На следующий день, легок на помине, прибыл Зудин. Целью его приезда был репортаж из-под стен Барс-хото, заказанный ему одной иркутской газетой. Его сопровождала высокая старуха с европейскими чертами умного костлявого лица, с брезентовой панамой на голове, но в монгольских кожаных штанах и короткополом дэли из дорогой далембы. С ними был десяток верховых, в том числе четверо вооруженных карабинами молодцов с желтыми нарукавными повязками – знаком принадлежности к отряду личной гвардии Богдо-гэгэна.
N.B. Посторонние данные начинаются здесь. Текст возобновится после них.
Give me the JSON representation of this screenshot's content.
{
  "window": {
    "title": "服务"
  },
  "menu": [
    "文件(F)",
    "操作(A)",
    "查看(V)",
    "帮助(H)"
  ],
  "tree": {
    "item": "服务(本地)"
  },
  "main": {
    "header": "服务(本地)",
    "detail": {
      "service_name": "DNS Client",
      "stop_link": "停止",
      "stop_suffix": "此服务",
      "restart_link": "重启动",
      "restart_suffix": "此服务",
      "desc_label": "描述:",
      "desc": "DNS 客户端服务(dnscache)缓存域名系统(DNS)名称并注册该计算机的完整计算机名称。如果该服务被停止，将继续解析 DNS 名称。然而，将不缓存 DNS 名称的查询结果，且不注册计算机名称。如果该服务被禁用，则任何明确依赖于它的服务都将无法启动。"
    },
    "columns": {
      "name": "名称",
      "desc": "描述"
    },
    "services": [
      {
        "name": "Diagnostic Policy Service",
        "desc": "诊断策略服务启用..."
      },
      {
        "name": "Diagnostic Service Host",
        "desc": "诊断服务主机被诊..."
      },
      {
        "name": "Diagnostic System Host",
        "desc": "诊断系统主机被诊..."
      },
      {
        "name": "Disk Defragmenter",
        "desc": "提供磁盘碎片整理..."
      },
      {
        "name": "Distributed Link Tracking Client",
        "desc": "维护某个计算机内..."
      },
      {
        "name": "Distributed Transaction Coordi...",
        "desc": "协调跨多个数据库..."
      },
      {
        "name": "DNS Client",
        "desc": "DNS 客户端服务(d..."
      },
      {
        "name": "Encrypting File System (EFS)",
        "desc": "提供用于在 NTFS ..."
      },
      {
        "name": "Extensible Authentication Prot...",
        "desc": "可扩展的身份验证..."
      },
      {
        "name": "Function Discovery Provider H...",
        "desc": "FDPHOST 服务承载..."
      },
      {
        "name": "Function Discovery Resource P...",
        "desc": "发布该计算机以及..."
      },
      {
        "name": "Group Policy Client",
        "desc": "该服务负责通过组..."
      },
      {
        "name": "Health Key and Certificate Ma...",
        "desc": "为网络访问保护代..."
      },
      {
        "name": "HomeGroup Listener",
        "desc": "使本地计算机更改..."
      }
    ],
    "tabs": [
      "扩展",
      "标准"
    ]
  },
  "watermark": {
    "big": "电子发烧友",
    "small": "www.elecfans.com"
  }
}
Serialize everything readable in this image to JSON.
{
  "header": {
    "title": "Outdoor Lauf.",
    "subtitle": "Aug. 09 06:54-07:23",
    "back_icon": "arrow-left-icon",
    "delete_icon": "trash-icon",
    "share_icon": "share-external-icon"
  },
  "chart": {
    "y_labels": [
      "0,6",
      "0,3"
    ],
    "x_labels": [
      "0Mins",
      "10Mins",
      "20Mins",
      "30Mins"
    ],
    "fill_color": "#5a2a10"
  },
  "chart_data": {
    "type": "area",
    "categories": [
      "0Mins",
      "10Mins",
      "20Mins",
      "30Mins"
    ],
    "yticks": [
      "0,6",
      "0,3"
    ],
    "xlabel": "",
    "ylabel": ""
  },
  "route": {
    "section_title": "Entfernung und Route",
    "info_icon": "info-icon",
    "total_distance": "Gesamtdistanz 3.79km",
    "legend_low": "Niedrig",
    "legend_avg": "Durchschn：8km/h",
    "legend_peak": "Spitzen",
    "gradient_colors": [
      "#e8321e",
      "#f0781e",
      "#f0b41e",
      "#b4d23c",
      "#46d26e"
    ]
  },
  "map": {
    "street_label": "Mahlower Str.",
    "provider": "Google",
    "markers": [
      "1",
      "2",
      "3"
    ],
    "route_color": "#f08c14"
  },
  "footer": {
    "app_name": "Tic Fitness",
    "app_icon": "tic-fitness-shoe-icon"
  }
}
Я увидел их при въезде в лагерь. По сравнению с мешковатым Зудиным старуха сидела в седле как влитая. Поймав на себе ее заинтересованный взгляд, я поклонился. Она вынула изо рта папиросу и церемонно кивнула в ответ.
В тот же день Зудин познакомил меня со своей спутницей. Она оказалась русской из бывших ссыльных, старожилкой Урги, вдовой богатейшего бурятского скотопромышленника Ергонова. На вопрос о том, что привело ее сюда, ответ был: «Ваш хубилган». Оказывается, в молодости она встречала Найдан-вана в Петербурге, и от имени Богдо-гэгэна ее попросили высказать свое мнение относительно подлинности этого перерожденца. Разговор перешел на военные действия. «Надо было обращаться не в министерство, а прямо ко мне, – сказала Ергонова, узнав, почему мы медлим со штурмом. – Мои гуртовщики живо доставили бы вам эти снаряды».
Когда она ушла, Зудин объяснил мне, что вообще-то подобные освидетельствования производит специальный ламский консилиум, но, поскольку Найдан-ван к духовному сословию не принадлежал, в порядке исключения сочли возможным прибегнуть к услугам светского лица, более того– женщины. Ергонову облекли высочайшим доверием, а в награду за исполнение этой миссии обещали таможенные льготы при отправке скота в Россию. «Она, как вы, верно, заметили, – добавил Зудин, – дама решительная и после смерти мужа ведет все дела фирмы».
«А почему Богдо-гэгэн так интересуется нашим хубилганом?» -спросил я.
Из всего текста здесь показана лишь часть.